Избранное в 2 томах. Том первый - Юрий Смолич
Шрифт:
Интервал:
Закладка:
Действительно, грудь потерявшего сознание Сербина была густо покрыта розовой сыпью.
ДядькиСперва народ только грозился.
— Эй, слушай! — кричал кто-то сзади. — А ну, отойди!
— Пусть у меня ноги отсохнут, если двинусь с места!..
— А вот и отсохнут!
Лошади фыркали, плуги лежали на меже, лемехами кверху.
— Выражайся! Выражайся! Власть тебя сразу к порядку приведет… Давно тюрьма по тебе плачет. Выражайся!
— Нет такой тюрьмы, чтоб весь народ в нее засадить!
— Сделают!
— Германец уже сделал! А теперь сам кукует!
— Да и делать незачем! Где пан да кулак миром вертят, там и у себя в хате тюрьма!
— Тюрьма народов! — крикнул тот же голос сзади. — А мы ее в щепки разнесем.
— Уже разносил! Когда панскую экономию грабили. Немцы тебе полную мотню шомполов наложили. Получил двадцать пять?
— Пятьдесят! — вскипел дядько. И, ловкий и шустрый, выскочил из толпы вперед. — Брешешь! Пятьдесят! — Его даже трясло, и губы у него побледнели. — Пятьдесят! Панскими молитвами, да и ты, должно, «подай господи», подкинул! На! На! Гляди! Гляди, сукин сын, пока тебе повылазит! Гляди!

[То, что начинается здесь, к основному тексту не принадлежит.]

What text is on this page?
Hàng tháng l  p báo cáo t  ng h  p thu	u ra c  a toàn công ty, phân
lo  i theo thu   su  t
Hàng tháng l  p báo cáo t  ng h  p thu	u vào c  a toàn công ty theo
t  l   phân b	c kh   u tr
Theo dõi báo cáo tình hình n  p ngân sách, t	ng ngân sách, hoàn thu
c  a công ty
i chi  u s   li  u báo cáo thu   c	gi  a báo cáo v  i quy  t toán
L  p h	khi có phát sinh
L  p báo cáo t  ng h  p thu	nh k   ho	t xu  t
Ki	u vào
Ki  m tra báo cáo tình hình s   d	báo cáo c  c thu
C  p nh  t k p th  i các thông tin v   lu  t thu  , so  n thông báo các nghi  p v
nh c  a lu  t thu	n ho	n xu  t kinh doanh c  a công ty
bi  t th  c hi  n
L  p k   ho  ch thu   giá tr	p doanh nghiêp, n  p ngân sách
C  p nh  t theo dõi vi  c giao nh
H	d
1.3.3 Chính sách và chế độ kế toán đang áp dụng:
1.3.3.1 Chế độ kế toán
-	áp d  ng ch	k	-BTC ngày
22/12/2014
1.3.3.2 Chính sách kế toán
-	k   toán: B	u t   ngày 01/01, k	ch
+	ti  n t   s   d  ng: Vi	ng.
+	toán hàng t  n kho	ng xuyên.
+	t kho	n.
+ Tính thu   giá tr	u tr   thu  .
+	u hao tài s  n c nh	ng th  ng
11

Дядько сбросил свитку и выдернул сорочку из штанов. Худая, ребристая его спина была вся сплошь расписана синими рубцами от шомполов. По краям шрамы уже побелели. Василя Солдатенко знали все.

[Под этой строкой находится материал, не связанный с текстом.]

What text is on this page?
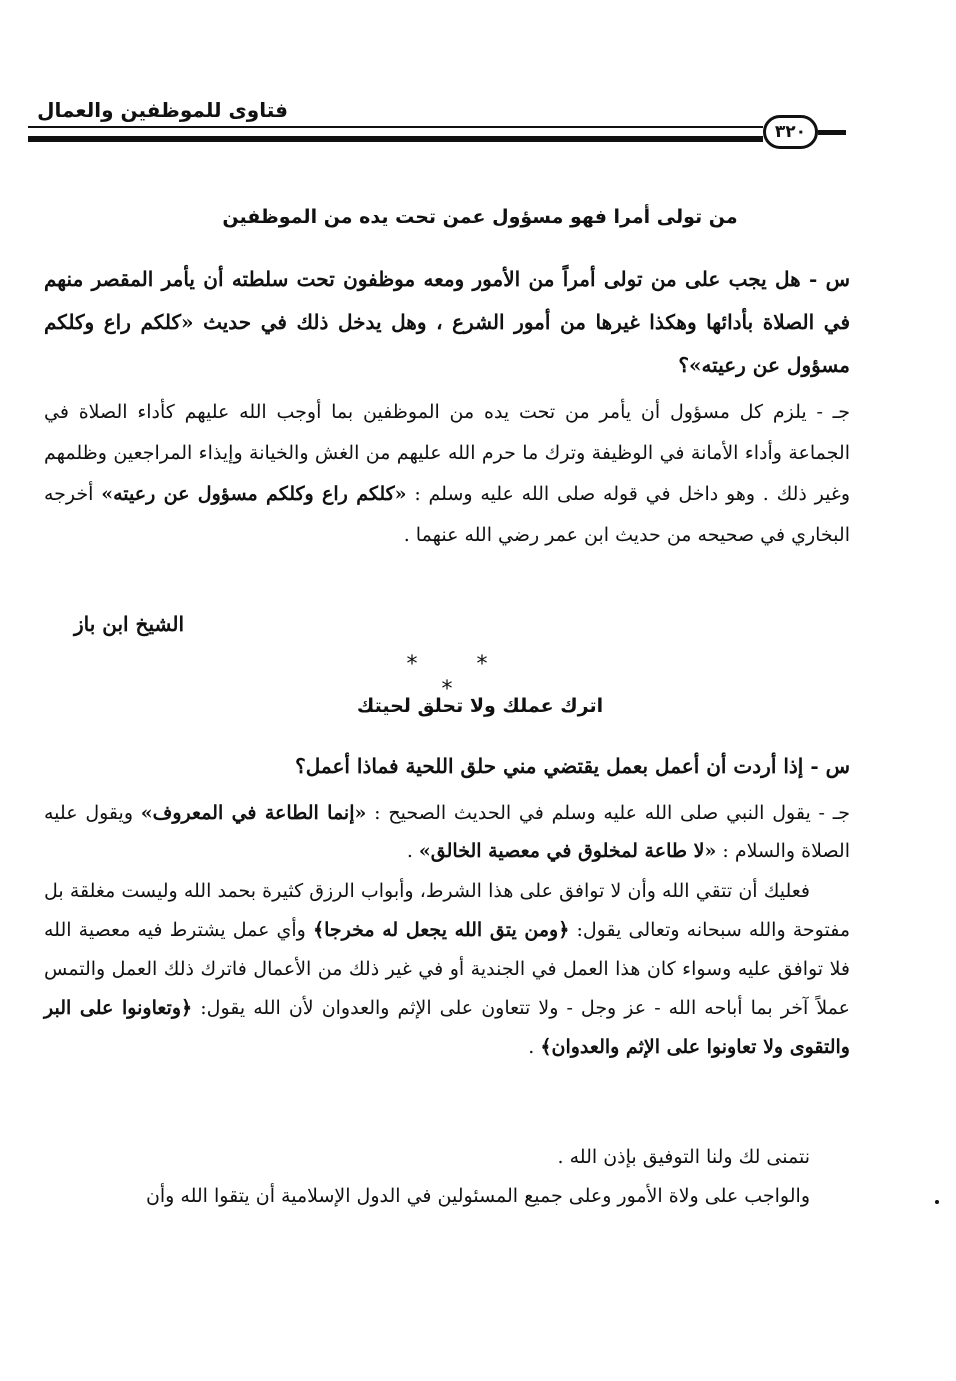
فتاوى للموظفين والعمال
٣٢٠
من تولى أمرا فهو مسؤول عمن تحت يده من الموظفين
س - هل يجب على من تولى أمراً من الأمور ومعه موظفون تحت سلطته أن يأمر المقصر منهم في الصلاة بأدائها وهكذا غيرها من أمور الشرع ، وهل يدخل ذلك في حديث «كلكم راع وكلكم مسؤول عن رعيته»؟
جـ - يلزم كل مسؤول أن يأمر من تحت يده من الموظفين بما أوجب الله عليهم كأداء الصلاة في الجماعة وأداء الأمانة في الوظيفة وترك ما حرم الله عليهم من الغش والخيانة وإيذاء المراجعين وظلمهم وغير ذلك . وهو داخل في قوله صلى الله عليه وسلم : «كلكم راع وكلكم مسؤول عن رعيته» أخرجه البخاري في صحيحه من حديث ابن عمر رضي الله عنهما .
الشيخ ابن باز
* * *
اترك عملك ولا تحلق لحيتك
س - إذا أردت أن أعمل بعمل يقتضي مني حلق اللحية فماذا أعمل؟
جـ - يقول النبي صلى الله عليه وسلم في الحديث الصحيح : «إنما الطاعة في المعروف» ويقول عليه الصلاة والسلام : «لا طاعة لمخلوق في معصية الخالق» .
فعليك أن تتقي الله وأن لا توافق على هذا الشرط، وأبواب الرزق كثيرة بحمد الله وليست مغلقة بل مفتوحة والله سبحانه وتعالى يقول: ﴿ومن يتق الله يجعل له مخرجا﴾ وأي عمل يشترط فيه معصية الله فلا توافق عليه وسواء كان هذا العمل في الجندية أو في غير ذلك من الأعمال فاترك ذلك العمل والتمس عملاً آخر بما أباحه الله - عز وجل - ولا تتعاون على الإثم والعدوان لأن الله يقول: ﴿وتعاونوا على البر والتقوى ولا تعاونوا على الإثم والعدوان﴾ .
نتمنى لك ولنا التوفيق بإذن الله .
والواجب على ولاة الأمور وعلى جميع المسئولين في الدول الإسلامية أن يتقوا الله وأن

Кто-то закашлялся длинно и злобно, кто-то плюнул, кто-то засмеялся.
Мужики на меже отвели глаза в сторону.
— Тьфу, прости господи! Постыдился бы, небось старый уже…

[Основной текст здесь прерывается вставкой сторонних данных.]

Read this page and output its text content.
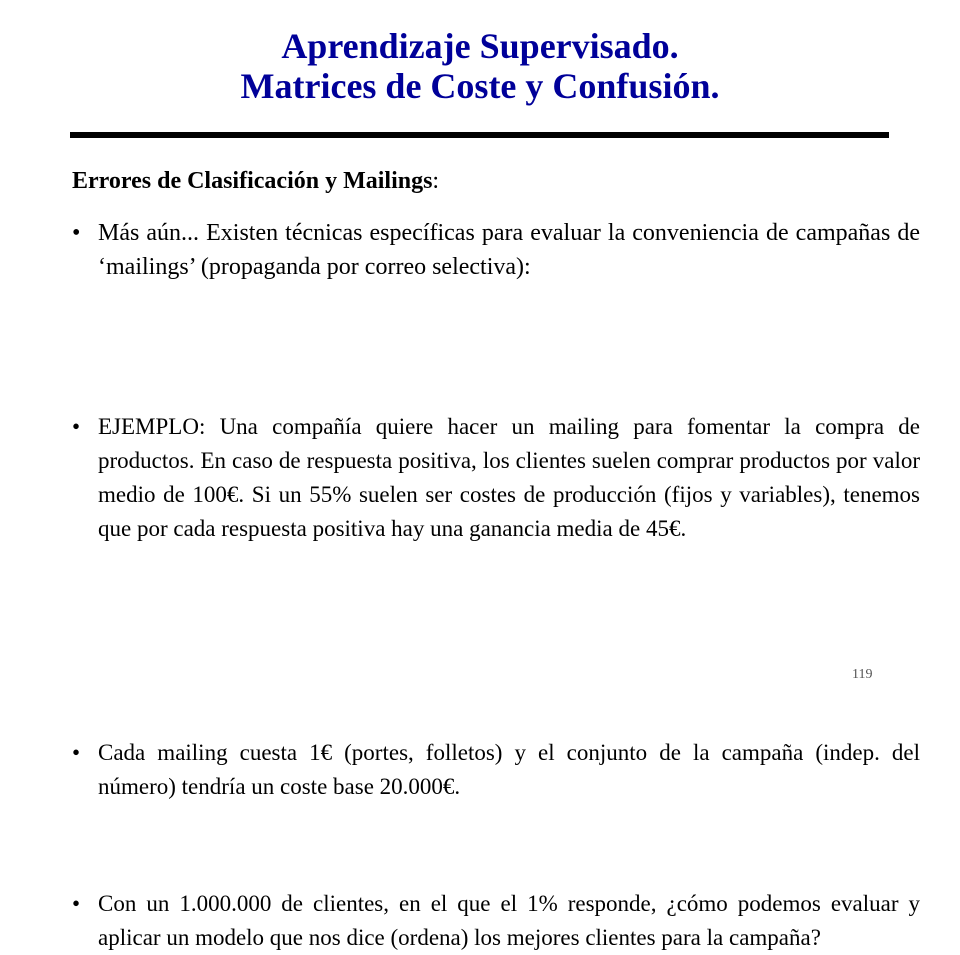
Aprendizaje Supervisado.
Matrices de Coste y Confusión.
Errores de Clasificación y Mailings:
• Más aún... Existen técnicas específicas para evaluar la conveniencia de campañas de ‘mailings’ (propaganda por correo selectiva):
• EJEMPLO: Una compañía quiere hacer un mailing para fomentar la compra de productos. En caso de respuesta positiva, los clientes suelen comprar productos por valor medio de 100€. Si un 55% suelen ser costes de producción (fijos y variables), tenemos que por cada respuesta positiva hay una ganancia media de 45€.
• Cada mailing cuesta 1€ (portes, folletos) y el conjunto de la campaña (indep. del número) tendría un coste base 20.000€.
• Con un 1.000.000 de clientes, en el que el 1% responde, ¿cómo podemos evaluar y aplicar un modelo que nos dice (ordena) los mejores clientes para la campaña?
119
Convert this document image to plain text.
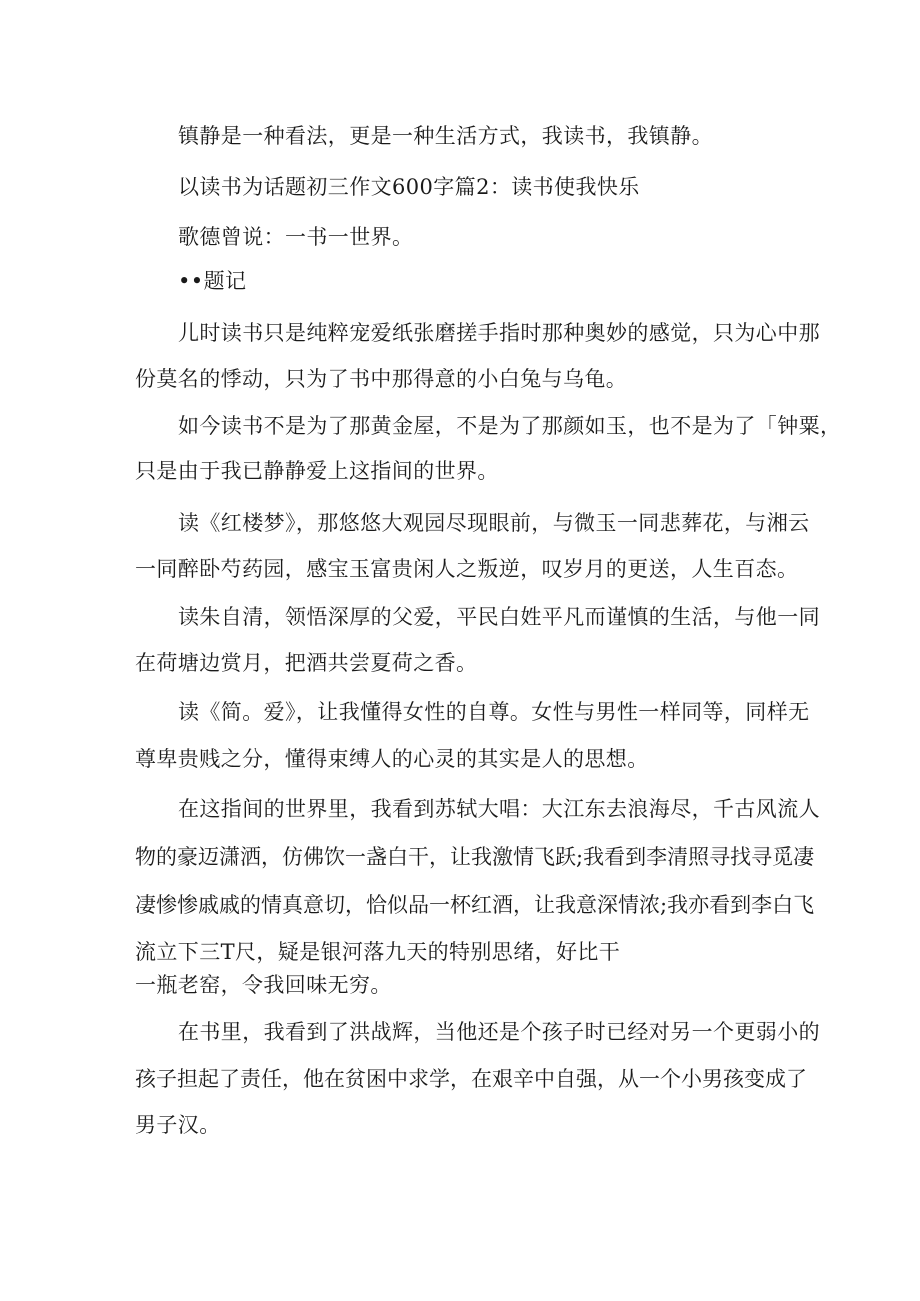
镇静是一种看法，更是一种生活方式，我读书，我镇静。
以读书为话题初三作文600字篇2：读书使我快乐
歌德曾说：一书一世界。
••题记
儿时读书只是纯粹宠爱纸张磨搓手指时那种奥妙的感觉，只为心中那
份莫名的悸动，只为了书中那得意的小白兔与乌龟。
如今读书不是为了那黄金屋，不是为了那颜如玉，也不是为了「钟粟，
只是由于我已静静爱上这指间的世界。
读《红楼梦》，那悠悠大观园尽现眼前，与微玉一同悲葬花，与湘云
一同醉卧芍药园，感宝玉富贵闲人之叛逆，叹岁月的更送，人生百态。
读朱自清，领悟深厚的父爱，平民白姓平凡而谨慎的生活，与他一同
在荷塘边赏月，把酒共尝夏荷之香。
读《简。爱》，让我懂得女性的自尊。女性与男性一样同等，同样无
尊卑贵贱之分，懂得束缚人的心灵的其实是人的思想。
在这指间的世界里，我看到苏轼大唱：大江东去浪海尽，千古风流人
物的豪迈潇洒，仿佛饮一盏白干，让我激情飞跃;我看到李清照寻找寻觅凄
凄惨惨戚戚的情真意切，恰似品一杯红酒，让我意深情浓;我亦看到李白飞
流立下三T尺，疑是银河落九天的特别思绪，好比干
一瓶老窑，令我回味无穷。
在书里，我看到了洪战辉，当他还是个孩子时已经对另一个更弱小的
孩子担起了责任，他在贫困中求学，在艰辛中自强，从一个小男孩变成了
男子汉。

— Нечего мне стыдиться! — ударил себя в грудь Солдатенко и тут же потянул свитку на голые ребра, потому что стало холодно. — Таким и в гроб лягу! Как орден ношу!
— Все еще немцами пугаете? — выступил вперед Юринчук. — Подписываетесь, значит, под палачами народа? — Он мрачно передвинул солдатскую ватную папаху с одного уха на другое. — Может, мы вам мандаты выдадим, чтоб к Антанте делегатами ехать? А? Там пан Петлюра только вас и ждет. Уже нацелился в Англию и Францию за второй оккупацией бежать! Как, люди добрые? — весело обернулся он назад, к своим. — Выдать добродию Миси и прочим, которые к Антанте, мандат? А мы тем временем земельку ихнюю вспашем и засеем. А?
Насмешки посыпались со всех сторон под громкий хохот. Но и хохотали как-то хмуро и нехотя. Это был грозный и устрашающий смех.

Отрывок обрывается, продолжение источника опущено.